VAE’s (Variational Autoencoders): VAE’s bring in the idea of learning a probabilistic latent representation of data. This contrasts with GAN’s and diffusion models, which do not explicitly model a latent space. VAE’s are useful when you want a structured latent space and want to generate data with specific characteristics.

Large Language Models¶

Advanced Textual Comprehension: Large Language Models (e.g., GPT and BERT) excel in comprehending and generating human-like text, showcasing semantic grasp and nuanced language interpretation
Architecture: The transformative role of transformers and attention mechanisms in constructing contextual language understanding, with a brief detour through information geometry and manifolds
Training: Process for building an LLM from scratch
Fine-tuning: Techniques for refining massive general models to suit subject-specific tasks, drawing parallels with approaches used in diffusion models and VAE’s
Prompt Engineering: Effective strategies for crafting prompts and context to effectively extend the LLM’s beyond their training scope (e.g., one-shot and zero-shot learning)
Model Chains: Creating complex agents by chaining LLM’s in sequence, including analysts and personal assistants

Experimentation & A/B Testing¶

Metrics and Product Analytics: Key metrics and product analytics relevant to experimentation and A/B testing, including their role in assessing the performance and impact of changes.
Research Design: Developing a robust research design for A/B testing, including the identification of variables, definition of control and experimental groups, and consideration of randomization.
Analysis and Results: Techniques for analyzing A/B test results, interpreting statistical significance, and drawing meaningful conclusions. Presentation of results to stakeholders and decision-makers.
Practical Considerations and Pitfalls: Practical aspects and common challenges in experimentation and A/B testing: potential pitfalls, ethical considerations, and factors that may impact the reliability of results.

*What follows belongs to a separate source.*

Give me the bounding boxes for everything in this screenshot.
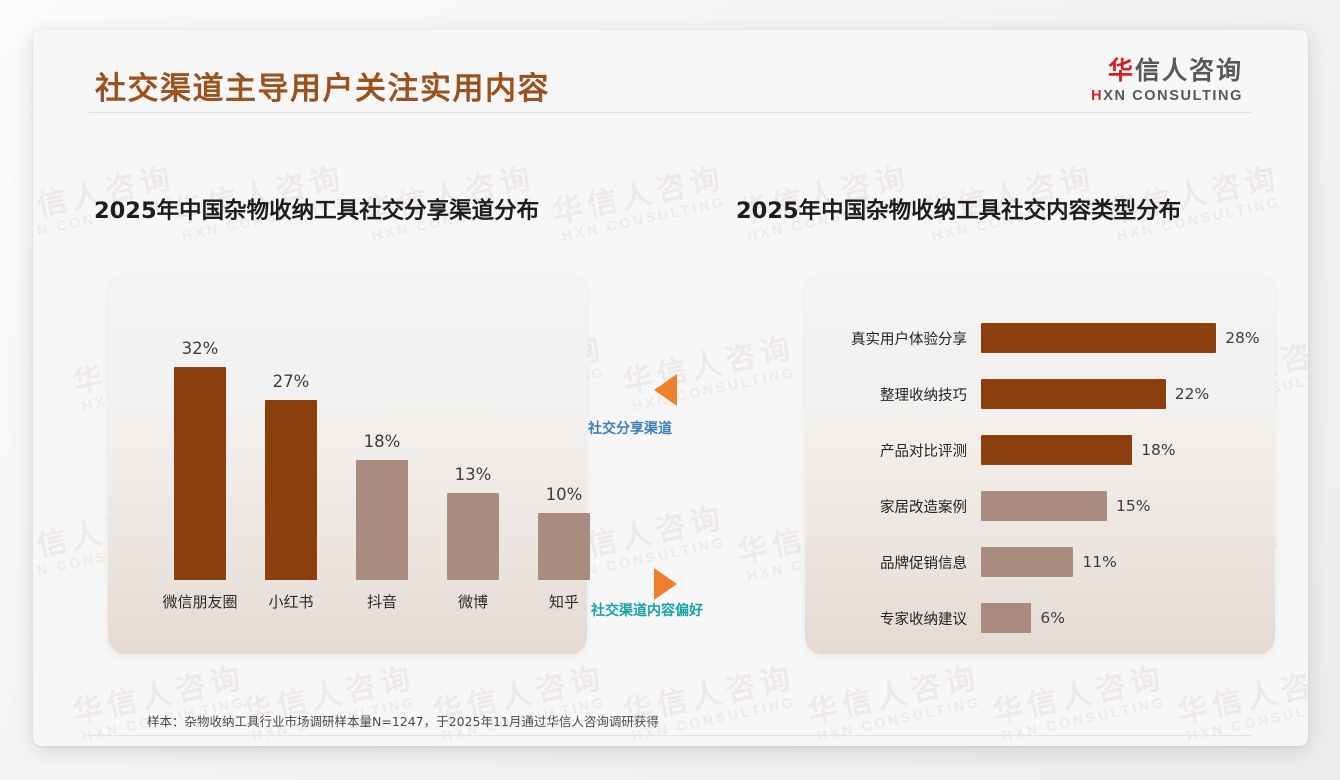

Data Visualization and Communication¶

Principles of Effective Data Visualization: Foundational principles of impactful data visualization; emphasizing clarity, interpretability, and compelling storytelling.
Introduction to Data Visualization Libraries: Popular data visualization libraries like Matplotlib, Seaborn, and Plotly
Interactive Visualizations: Techniques for creating interactive visualizations on the web, with BI tools, and shared Jupyter notebooks

Time Series Analysis and Forecasting¶

Understanding Time Series Data: Unique characteristics of time series data, focusing on temporal patterns and dependencies.
Exploratory Analysis: Extracting meaningful patterns and trends from time series data
Forecasting: Forecasting techniques, including ARIMA and exponential smoothing

Current Data Science Landscape¶

Recent Trends: What’s currently happening in the field and how to stay up-to-date.
People, Process, and Tools: Job roles and responsibilities in data science, how systematic and iterative workflows work, and popular tools/technologies used.
Deploying to Production: The crucial steps involved in deploying a model to the cloud, including considerations for multi-model pipelines.
The Dreaded Technical Interview: Get familiar with what’s usually covered, common challenges, and ways to practice.